What do Blades, Breakers, Breeze, Condors, Fog, Gold, Golden Gaters, Golden Skaters, Grizzlies, Icebreakers, Knights, Redwoods, Sea Lions, and Waves have in common? They all lost to Sharks when the public voted on a name for San Jose's expansion franchise in 1990.
When W.C. Handy published “St Louis Blues” in 1914, he might not have guessed that 53 years later it would lend its name to a hockey franchise. He couldn't have predicted some of the team's ups and downs over the years, but he might have approved the team mascot: a skating bear wearing a T-shirt with winged musical note logo emblazoned on the front.
The idea for this name must have struck like a bolt of lightning. After all, the team's home known as the lightning capital of North America. So when franchise president Phil Esposito waited out a thunderstorm in 1990 it struck him that certain properties of lighting would make great metaphors for a sport like hockey.
The Toronto Arenas was one of four teams to join the NHL in its inaugural season. The Arenas were reborn as the St. Patricks and then, in 1927, as the Maple Leafs. Team owner Conn Smythe chose the name for the Maple Leaf Regiment from World War I.

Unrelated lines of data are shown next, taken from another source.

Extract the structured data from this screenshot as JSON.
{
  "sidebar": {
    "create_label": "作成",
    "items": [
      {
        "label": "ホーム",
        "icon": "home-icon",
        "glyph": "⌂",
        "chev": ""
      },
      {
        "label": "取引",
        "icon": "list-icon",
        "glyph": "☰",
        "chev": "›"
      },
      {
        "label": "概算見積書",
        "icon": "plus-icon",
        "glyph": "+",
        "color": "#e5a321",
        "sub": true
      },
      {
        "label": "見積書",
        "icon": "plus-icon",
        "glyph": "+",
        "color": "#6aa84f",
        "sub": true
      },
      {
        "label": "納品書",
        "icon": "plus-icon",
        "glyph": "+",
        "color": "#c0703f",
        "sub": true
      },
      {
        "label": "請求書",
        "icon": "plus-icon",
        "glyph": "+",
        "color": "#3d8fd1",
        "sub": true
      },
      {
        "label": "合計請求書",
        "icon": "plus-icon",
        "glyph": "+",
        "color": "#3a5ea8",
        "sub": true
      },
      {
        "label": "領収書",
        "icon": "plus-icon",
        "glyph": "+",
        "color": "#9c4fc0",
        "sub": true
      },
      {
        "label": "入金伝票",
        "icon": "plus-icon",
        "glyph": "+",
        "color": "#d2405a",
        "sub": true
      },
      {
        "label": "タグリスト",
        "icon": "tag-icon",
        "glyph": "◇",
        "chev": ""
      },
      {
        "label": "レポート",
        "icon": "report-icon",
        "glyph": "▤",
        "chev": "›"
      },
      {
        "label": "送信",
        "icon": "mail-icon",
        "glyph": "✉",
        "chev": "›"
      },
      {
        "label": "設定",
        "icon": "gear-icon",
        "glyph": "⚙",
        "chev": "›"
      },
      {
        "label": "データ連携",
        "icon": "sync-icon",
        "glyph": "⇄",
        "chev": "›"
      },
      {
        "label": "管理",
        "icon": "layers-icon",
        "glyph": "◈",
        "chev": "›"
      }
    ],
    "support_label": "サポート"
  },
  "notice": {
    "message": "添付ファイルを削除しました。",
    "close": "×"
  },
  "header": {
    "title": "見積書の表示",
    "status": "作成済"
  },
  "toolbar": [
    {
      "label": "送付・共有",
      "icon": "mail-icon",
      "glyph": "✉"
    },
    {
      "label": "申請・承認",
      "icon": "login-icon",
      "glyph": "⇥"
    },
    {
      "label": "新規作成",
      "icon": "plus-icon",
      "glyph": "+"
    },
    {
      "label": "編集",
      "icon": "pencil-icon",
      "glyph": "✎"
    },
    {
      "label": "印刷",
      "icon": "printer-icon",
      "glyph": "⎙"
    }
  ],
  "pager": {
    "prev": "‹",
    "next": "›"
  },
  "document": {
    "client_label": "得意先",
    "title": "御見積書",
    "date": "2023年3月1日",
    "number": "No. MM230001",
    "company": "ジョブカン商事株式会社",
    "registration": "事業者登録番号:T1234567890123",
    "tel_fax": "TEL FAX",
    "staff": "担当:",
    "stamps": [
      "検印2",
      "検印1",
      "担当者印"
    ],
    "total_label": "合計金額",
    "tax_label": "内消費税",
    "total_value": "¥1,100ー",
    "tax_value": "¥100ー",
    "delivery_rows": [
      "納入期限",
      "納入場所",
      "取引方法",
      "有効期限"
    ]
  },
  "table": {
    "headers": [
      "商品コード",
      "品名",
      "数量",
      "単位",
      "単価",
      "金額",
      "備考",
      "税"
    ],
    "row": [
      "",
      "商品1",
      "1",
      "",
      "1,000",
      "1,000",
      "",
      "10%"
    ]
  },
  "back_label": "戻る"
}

Word origins and naming decisions are often not straightforward. Such is the case with the Canucks, whose name might come from Irish, or German, or indigenous Canadian or Hawaiian languages. Regardless, the cartoon character Johnny Canuck has been a known figure in Canada since 1869. He was once the team's primary logo, but has since been sidelined to the jersey shoulder.
Team owner Bill Foley graduated from the U.S. Military Academy at West Point. He borrowed from that team's name, the Black Knights, and applied it to his new franchise team in Las Vegas. There, knights always advance and never retreat—and do it all with shinier bling.
Between professional and college ranks, the Washington D.C. area is home to 15 sports teams. Many teams in our nation's capital have self-referencing names like Nationals, Whips, and Potomacs. When the city was awarded an NHL franchise in 1972, naming-contest voters made the logical choice.
The Winnipeg Jets were part of the WHA from 1972 to 1979, when they became part of the NHL. In 1996 the team was sold and sent to Phoenix and renamed the Coyotes. Then in 2011, a team in Atlanta called the Thrashers was bought and packed off to Winnipeg, where they became the Jets.